Médias anglophones plus sournois
Bref,
il n’y a pas à chercher très loin les motivations de censure des
sergent-chefs « éclairés » des médias traditionnels francophones. Hors
de question, pour ces « dirigeants libres », d’ouvrir un cadre
médiatique, une réflexion, un éventuel débat portant sur le geste
sacrificiel d’Aaron Bushnell ! Trop susceptible de mettre en doute,
sinon en péril, leur ligne « israélo-embarquée » ; leur ignoble
soumission anti-journalistique envers le tandem étatique et génocidaire
USA-Israël…
Si la majorité des mainstream anglophones ont traité l’immolation du jeune soldat, ce n’est pas, selon le journaliste Ben Norton, sans invisibiliser son message politique. « Les médias occidentaux ont montré leur partialité en dissimulant le fond de la protestation meurtrière de l’aviateur américain », estime Norton dans un article diffusé sur ce site. « Des études scientifiques ont montré qu’environ 60% des Américains ne lisent pas au-delà des gros titres », poursuit-il. Or, « dans leurs titres, la plupart des grands médias américains, notamment le New York Times, le Washington Post et CNN, ont omis de mentionner pourquoi Bushnell s’est immolé devant l’ambassade d’Israël. »

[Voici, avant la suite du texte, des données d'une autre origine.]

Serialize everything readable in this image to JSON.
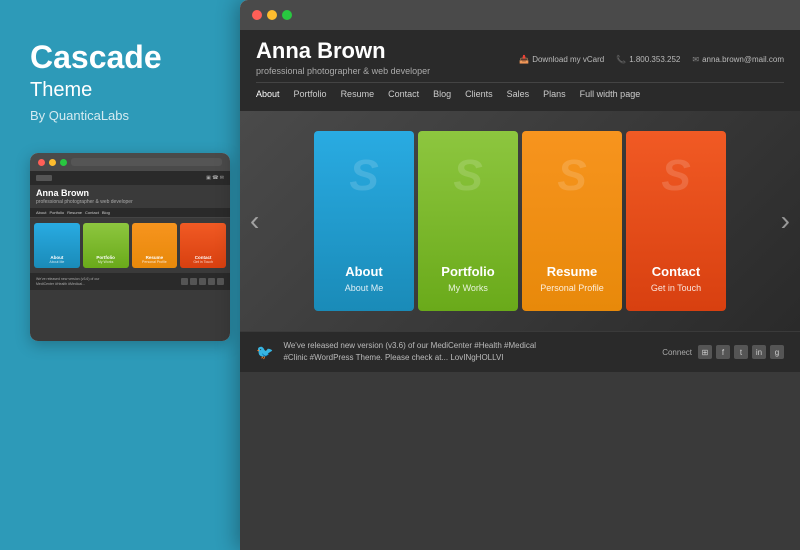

Le journaliste compare ensuite ce traitement douteux avec celui que les mêmes médias ont réservé au suicide politique d’Irina Slavina à Moscou : « Lorsque la journaliste russe, Irina Slavina, s’est immolée par le feu en 2020, le New York Times a bien médiatisé qu’il s’agissait d’un ‘acte de protestation contre le gouvernement de Vladimir Poutine‘. »
Idem pour la « prestigieuse » BBC, soucieuse de « dépolitiser la protestation fatale de Bushnell contre le génocide à Gaza parrainé par les États-Unis » après avoir, en 2020, « héroïser le suicide par immolation de Slavina en Russie telle une ‘protestation finale‘ contre Poutine. »
Selon Caitlin Johnstone, l’impact du suicide d’Aaron sur la société nord-américaine s’explique « du
fait qu’il s’agit de l’acte de sincérité le plus profond dont nous
ayons jamais été témoins. Dans cette civilisation frauduleuse où tout
est faux et stupide, nous ne sommes pas habitués à une telle sincérité ».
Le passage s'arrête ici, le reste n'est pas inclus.